Populism is good at tapping into discontent but it comes up with bad, superficial solutions. That, indeed, is perhaps the most appropriate definition of, the phenomenon.
But what is the best way of tackling the spectre? Action is needed on two fronts.
First, Europe needs to fix its economy. The economic malaise throughout the euro zone is not the only factor behind the rise of populism. But it has certainly fuelled it – and will continue to unless it is addressed.
A grand bargain involving national governments, the European Central Bank and the European Commission is desperately needed. Governments have to press ahead with structural reforms to improve the “supply side”; the ECB has to loosen monetary policy further to boost demand and get inflation up to its target; and the commission needs to come up with an ambitious EU-wide investment programme to give the economy a fiscal boost.
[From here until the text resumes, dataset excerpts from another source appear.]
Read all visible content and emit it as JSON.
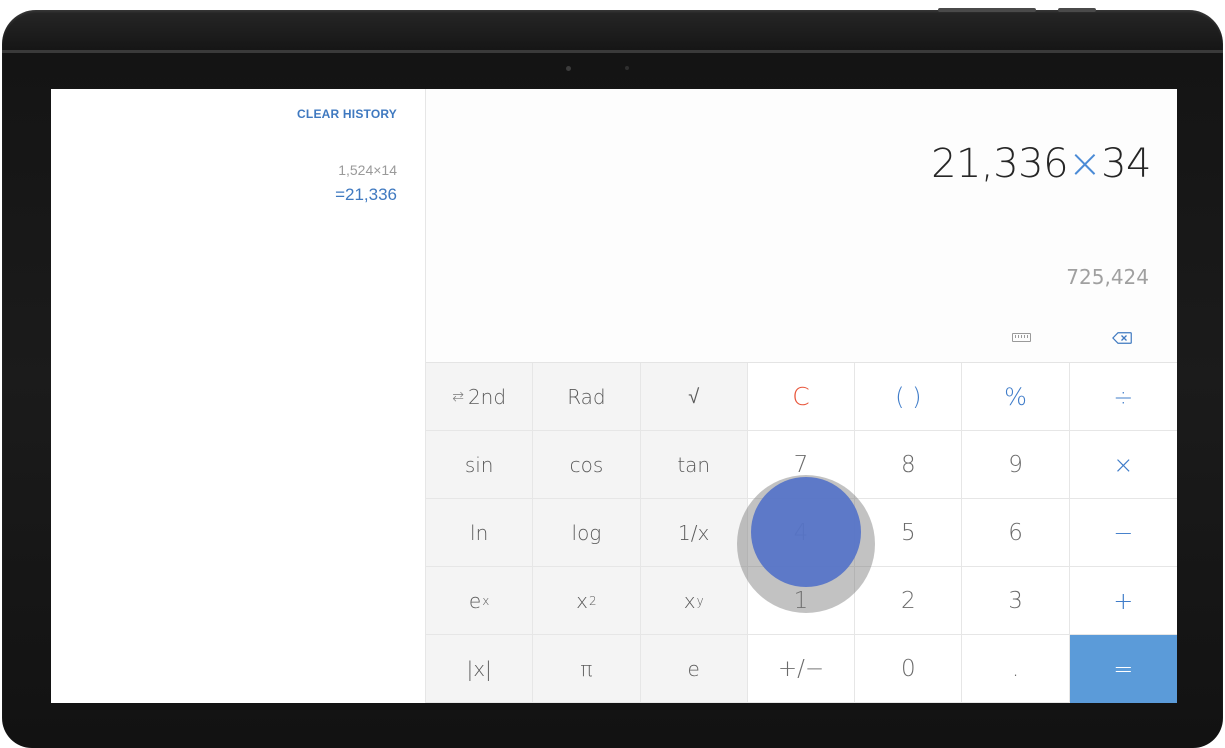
{
  "history": {
    "clear_label": "CLEAR HISTORY",
    "entries": [
      {
        "expression": "1,524×14",
        "result": "=21,336"
      }
    ]
  },
  "display": {
    "operand_a": "21,336",
    "operator": "×",
    "operand_b": "34",
    "preview": "725,424"
  },
  "icons": {
    "unit_converter": "ruler-icon",
    "backspace": "backspace-icon",
    "toggle_second": "swap-arrows-icon"
  },
  "keypad": {
    "second": "2nd",
    "second_icon_glyph": "⇆",
    "rad": "Rad",
    "sqrt": "√",
    "clear": "C",
    "parens": "( )",
    "percent": "%",
    "divide": "÷",
    "sin": "sin",
    "cos": "cos",
    "tan": "tan",
    "seven": "7",
    "eight": "8",
    "nine": "9",
    "multiply": "×",
    "ln": "ln",
    "log": "log",
    "reciprocal": "1/x",
    "four": "4",
    "five": "5",
    "six": "6",
    "minus": "−",
    "exp_base": "e",
    "exp_sup": "x",
    "square_base": "x",
    "square_sup": "2",
    "power_base": "x",
    "power_sup": "y",
    "one": "1",
    "two": "2",
    "three": "3",
    "plus": "+",
    "abs": "|x|",
    "pi": "π",
    "e": "e",
    "negate": "+/−",
    "zero": "0",
    "decimal": ".",
    "equals": "="
  },
  "colors": {
    "accent": "#3f79c0",
    "clear": "#e8553a",
    "equals_bg": "#5b9bd9"
  }
}
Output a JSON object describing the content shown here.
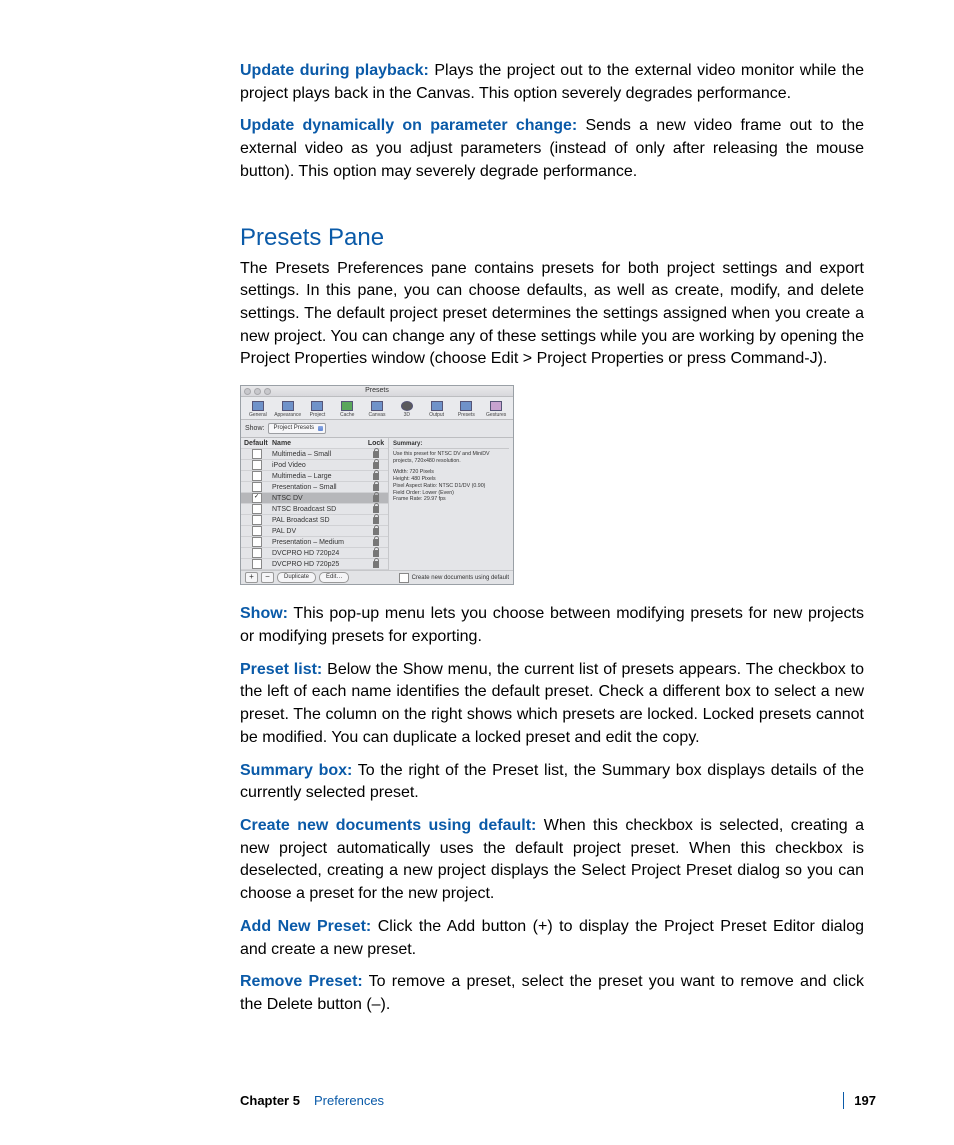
{
  "paragraphs": {
    "p1_term": "Update during playback:",
    "p1_body": " Plays the project out to the external video monitor while the project plays back in the Canvas. This option severely degrades performance.",
    "p2_term": "Update dynamically on parameter change:",
    "p2_body": "  Sends a new video frame out to the external video as you adjust parameters (instead of only after releasing the mouse button). This option may severely degrade performance.",
    "heading": "Presets Pane",
    "intro": "The Presets Preferences pane contains presets for both project settings and export settings. In this pane, you can choose defaults, as well as create, modify, and delete settings. The default project preset determines the settings assigned when you create a new project. You can change any of these settings while you are working by opening the Project Properties window (choose Edit > Project Properties or press Command-J).",
    "s1_term": "Show:",
    "s1_body": " This pop-up menu lets you choose between modifying presets for new projects or modifying presets for exporting.",
    "s2_term": "Preset list:",
    "s2_body": " Below the Show menu, the current list of presets appears. The checkbox to the left of each name identifies the default preset. Check a different box to select a new preset. The column on the right shows which presets are locked. Locked presets cannot be modified. You can duplicate a locked preset and edit the copy.",
    "s3_term": "Summary box:",
    "s3_body": " To the right of the Preset list, the Summary box displays details of the currently selected preset.",
    "s4_term": "Create new documents using default:",
    "s4_body": "  When this checkbox is selected, creating a new project automatically uses the default project preset. When this checkbox is deselected, creating a new project displays the Select Project Preset dialog so you can choose a preset for the new project.",
    "s5_term": "Add New Preset:",
    "s5_body": "  Click the Add button (+) to display the Project Preset Editor dialog and create a new preset.",
    "s6_term": "Remove Preset:",
    "s6_body": "  To remove a preset, select the preset you want to remove and click the Delete button (–)."
  },
  "figure": {
    "title": "Presets",
    "tabs": [
      "General",
      "Appearance",
      "Project",
      "Cache",
      "Canvas",
      "3D",
      "Output",
      "Presets",
      "Gestures"
    ],
    "show_label": "Show:",
    "show_value": "Project Presets",
    "columns": {
      "default": "Default",
      "name": "Name",
      "lock": "Lock"
    },
    "rows": [
      {
        "default": false,
        "name": "Multimedia – Small",
        "locked": true,
        "selected": false
      },
      {
        "default": false,
        "name": "iPod Video",
        "locked": true,
        "selected": false
      },
      {
        "default": false,
        "name": "Multimedia – Large",
        "locked": true,
        "selected": false
      },
      {
        "default": false,
        "name": "Presentation – Small",
        "locked": true,
        "selected": false
      },
      {
        "default": true,
        "name": "NTSC DV",
        "locked": true,
        "selected": true
      },
      {
        "default": false,
        "name": "NTSC Broadcast SD",
        "locked": true,
        "selected": false
      },
      {
        "default": false,
        "name": "PAL Broadcast SD",
        "locked": true,
        "selected": false
      },
      {
        "default": false,
        "name": "PAL DV",
        "locked": true,
        "selected": false
      },
      {
        "default": false,
        "name": "Presentation – Medium",
        "locked": true,
        "selected": false
      },
      {
        "default": false,
        "name": "DVCPRO HD 720p24",
        "locked": true,
        "selected": false
      },
      {
        "default": false,
        "name": "DVCPRO HD 720p25",
        "locked": true,
        "selected": false
      }
    ],
    "summary_head": "Summary:",
    "summary_lines": [
      "Use this preset for NTSC DV and MiniDV projects, 720x480 resolution.",
      "",
      "Width: 720 Pixels",
      "Height: 480 Pixels",
      "Pixel Aspect Ratio: NTSC D1/DV (0.90)",
      "Field Order: Lower (Even)",
      "Frame Rate: 29.97 fps"
    ],
    "btn_add": "+",
    "btn_remove": "−",
    "btn_duplicate": "Duplicate",
    "btn_edit": "Edit…",
    "footer_checkbox": "Create new documents using default"
  },
  "footer": {
    "chapter": "Chapter 5",
    "chapter_name": "Preferences",
    "page_number": "197"
  }
}
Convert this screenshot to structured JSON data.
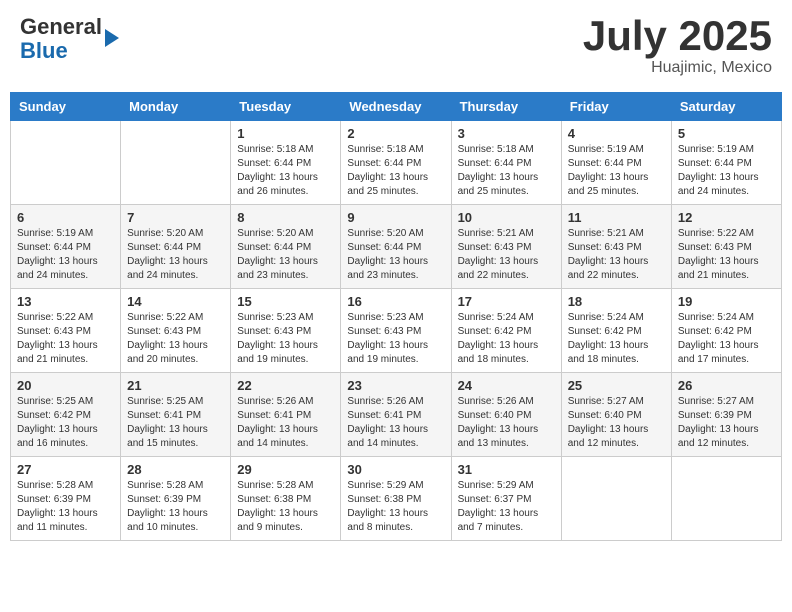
{
  "header": {
    "logo_general": "General",
    "logo_blue": "Blue",
    "month": "July 2025",
    "location": "Huajimic, Mexico"
  },
  "weekdays": [
    "Sunday",
    "Monday",
    "Tuesday",
    "Wednesday",
    "Thursday",
    "Friday",
    "Saturday"
  ],
  "weeks": [
    [
      {
        "day": "",
        "info": ""
      },
      {
        "day": "",
        "info": ""
      },
      {
        "day": "1",
        "info": "Sunrise: 5:18 AM\nSunset: 6:44 PM\nDaylight: 13 hours and 26 minutes."
      },
      {
        "day": "2",
        "info": "Sunrise: 5:18 AM\nSunset: 6:44 PM\nDaylight: 13 hours and 25 minutes."
      },
      {
        "day": "3",
        "info": "Sunrise: 5:18 AM\nSunset: 6:44 PM\nDaylight: 13 hours and 25 minutes."
      },
      {
        "day": "4",
        "info": "Sunrise: 5:19 AM\nSunset: 6:44 PM\nDaylight: 13 hours and 25 minutes."
      },
      {
        "day": "5",
        "info": "Sunrise: 5:19 AM\nSunset: 6:44 PM\nDaylight: 13 hours and 24 minutes."
      }
    ],
    [
      {
        "day": "6",
        "info": "Sunrise: 5:19 AM\nSunset: 6:44 PM\nDaylight: 13 hours and 24 minutes."
      },
      {
        "day": "7",
        "info": "Sunrise: 5:20 AM\nSunset: 6:44 PM\nDaylight: 13 hours and 24 minutes."
      },
      {
        "day": "8",
        "info": "Sunrise: 5:20 AM\nSunset: 6:44 PM\nDaylight: 13 hours and 23 minutes."
      },
      {
        "day": "9",
        "info": "Sunrise: 5:20 AM\nSunset: 6:44 PM\nDaylight: 13 hours and 23 minutes."
      },
      {
        "day": "10",
        "info": "Sunrise: 5:21 AM\nSunset: 6:43 PM\nDaylight: 13 hours and 22 minutes."
      },
      {
        "day": "11",
        "info": "Sunrise: 5:21 AM\nSunset: 6:43 PM\nDaylight: 13 hours and 22 minutes."
      },
      {
        "day": "12",
        "info": "Sunrise: 5:22 AM\nSunset: 6:43 PM\nDaylight: 13 hours and 21 minutes."
      }
    ],
    [
      {
        "day": "13",
        "info": "Sunrise: 5:22 AM\nSunset: 6:43 PM\nDaylight: 13 hours and 21 minutes."
      },
      {
        "day": "14",
        "info": "Sunrise: 5:22 AM\nSunset: 6:43 PM\nDaylight: 13 hours and 20 minutes."
      },
      {
        "day": "15",
        "info": "Sunrise: 5:23 AM\nSunset: 6:43 PM\nDaylight: 13 hours and 19 minutes."
      },
      {
        "day": "16",
        "info": "Sunrise: 5:23 AM\nSunset: 6:43 PM\nDaylight: 13 hours and 19 minutes."
      },
      {
        "day": "17",
        "info": "Sunrise: 5:24 AM\nSunset: 6:42 PM\nDaylight: 13 hours and 18 minutes."
      },
      {
        "day": "18",
        "info": "Sunrise: 5:24 AM\nSunset: 6:42 PM\nDaylight: 13 hours and 18 minutes."
      },
      {
        "day": "19",
        "info": "Sunrise: 5:24 AM\nSunset: 6:42 PM\nDaylight: 13 hours and 17 minutes."
      }
    ],
    [
      {
        "day": "20",
        "info": "Sunrise: 5:25 AM\nSunset: 6:42 PM\nDaylight: 13 hours and 16 minutes."
      },
      {
        "day": "21",
        "info": "Sunrise: 5:25 AM\nSunset: 6:41 PM\nDaylight: 13 hours and 15 minutes."
      },
      {
        "day": "22",
        "info": "Sunrise: 5:26 AM\nSunset: 6:41 PM\nDaylight: 13 hours and 14 minutes."
      },
      {
        "day": "23",
        "info": "Sunrise: 5:26 AM\nSunset: 6:41 PM\nDaylight: 13 hours and 14 minutes."
      },
      {
        "day": "24",
        "info": "Sunrise: 5:26 AM\nSunset: 6:40 PM\nDaylight: 13 hours and 13 minutes."
      },
      {
        "day": "25",
        "info": "Sunrise: 5:27 AM\nSunset: 6:40 PM\nDaylight: 13 hours and 12 minutes."
      },
      {
        "day": "26",
        "info": "Sunrise: 5:27 AM\nSunset: 6:39 PM\nDaylight: 13 hours and 12 minutes."
      }
    ],
    [
      {
        "day": "27",
        "info": "Sunrise: 5:28 AM\nSunset: 6:39 PM\nDaylight: 13 hours and 11 minutes."
      },
      {
        "day": "28",
        "info": "Sunrise: 5:28 AM\nSunset: 6:39 PM\nDaylight: 13 hours and 10 minutes."
      },
      {
        "day": "29",
        "info": "Sunrise: 5:28 AM\nSunset: 6:38 PM\nDaylight: 13 hours and 9 minutes."
      },
      {
        "day": "30",
        "info": "Sunrise: 5:29 AM\nSunset: 6:38 PM\nDaylight: 13 hours and 8 minutes."
      },
      {
        "day": "31",
        "info": "Sunrise: 5:29 AM\nSunset: 6:37 PM\nDaylight: 13 hours and 7 minutes."
      },
      {
        "day": "",
        "info": ""
      },
      {
        "day": "",
        "info": ""
      }
    ]
  ]
}
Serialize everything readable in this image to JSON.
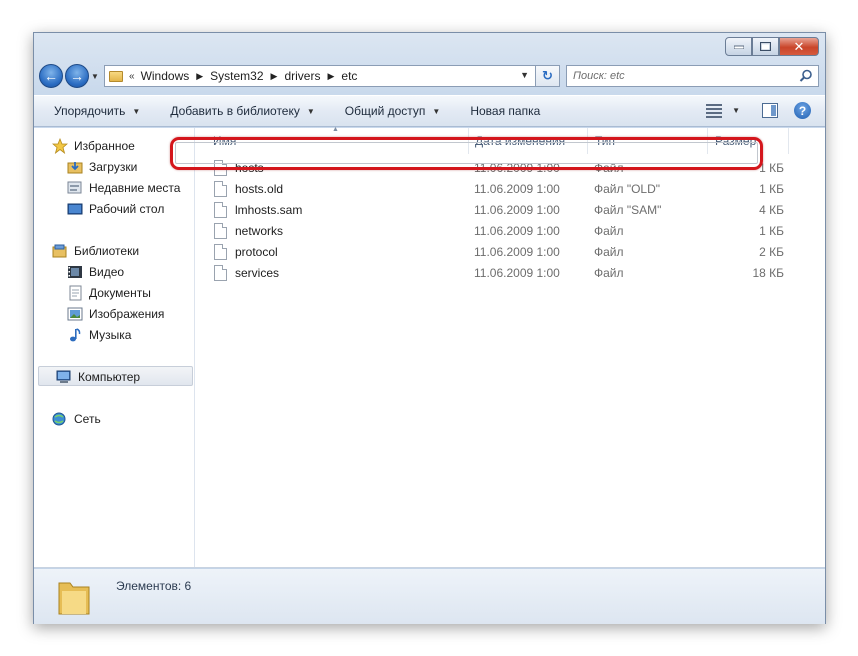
{
  "address": {
    "overflow": "«",
    "crumbs": [
      "Windows",
      "System32",
      "drivers",
      "etc"
    ]
  },
  "search": {
    "placeholder": "Поиск: etc"
  },
  "toolbar": {
    "organize": "Упорядочить",
    "add_to_library": "Добавить в библиотеку",
    "share": "Общий доступ",
    "new_folder": "Новая папка"
  },
  "sidebar": {
    "favorites": "Избранное",
    "downloads": "Загрузки",
    "recent": "Недавние места",
    "desktop": "Рабочий стол",
    "libraries": "Библиотеки",
    "video": "Видео",
    "documents": "Документы",
    "images": "Изображения",
    "music": "Музыка",
    "computer": "Компьютер",
    "network": "Сеть"
  },
  "columns": {
    "name": "Имя",
    "date": "Дата изменения",
    "type": "Тип",
    "size": "Размер"
  },
  "files": [
    {
      "name": "hosts",
      "date": "11.06.2009 1:00",
      "type": "Файл",
      "size": "1 КБ"
    },
    {
      "name": "hosts.old",
      "date": "11.06.2009 1:00",
      "type": "Файл \"OLD\"",
      "size": "1 КБ"
    },
    {
      "name": "lmhosts.sam",
      "date": "11.06.2009 1:00",
      "type": "Файл \"SAM\"",
      "size": "4 КБ"
    },
    {
      "name": "networks",
      "date": "11.06.2009 1:00",
      "type": "Файл",
      "size": "1 КБ"
    },
    {
      "name": "protocol",
      "date": "11.06.2009 1:00",
      "type": "Файл",
      "size": "2 КБ"
    },
    {
      "name": "services",
      "date": "11.06.2009 1:00",
      "type": "Файл",
      "size": "18 КБ"
    }
  ],
  "status": {
    "items_count": "Элементов: 6"
  },
  "colors": {
    "highlight": "#d4161c",
    "accent": "#2a6cc2"
  }
}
Jean-Claude Juncker, the commission president, is due to present his investment programme this week. In theory, with interest rates so low, it should be possible to come up with something that moves the needle. But it is unclear whether Germany, which has a huge sway over EU policy, would agree.
But even if the economy is fixed, that won’t be the end of populism. Look at Britain, where growth is strong but so is UKIP. The lack of integrity in politics is the second big factor fuelling populism.
This is borne out by research by two British academics, Will Jennings and Gerry Stoker. In a recent essay, as part of a series on populism published by the Policy Network, a UK think tank, they summarised the mood of the electorate as follows: “What emerges is a sense of being failed by a political class that lacks the competence and strength of character to follow the right policy options and, above all, is regarded as too short-termist, media-obsessed and in cahoots with the rich and powerful to provide leadership in the public interest.”
There are similar feelings across Europe. But what can be done to re-establish trust with the people and put integrity in politics centre stage?
As Hopi Sen, another author in the Policy Network’s series of essays, puts it: “Politics after a crash is like a faithless boyfriend… Does a loud pledge of loyalty… mean much in that situation?”
There is, admittedly, no easy solution. But part of it, certainly, has to be zero tolerance towards corruption and cheating. Part of it, too, should be to acknowledge the failings of politics while not, as Sen puts it, pretending that politics can cure every ill.
New faces would also help. One of the things that the electorate doesn’t like about the current generation of politicians is that many of them have spent virtually their entire adult lives climbing the greasy pole and are so compromised by the experience that it is hard for them to look clean.
Ideally, new parties of the centre would be formed with politicians who are not tarnished by the old style of politics but equally not purveyors of populist non-solutions. There has not yet, though, been much sign of these emerging.
European politicians have to both display integrity and show they can be effective. Otherwise, they will continue to tremble at the rise of populism.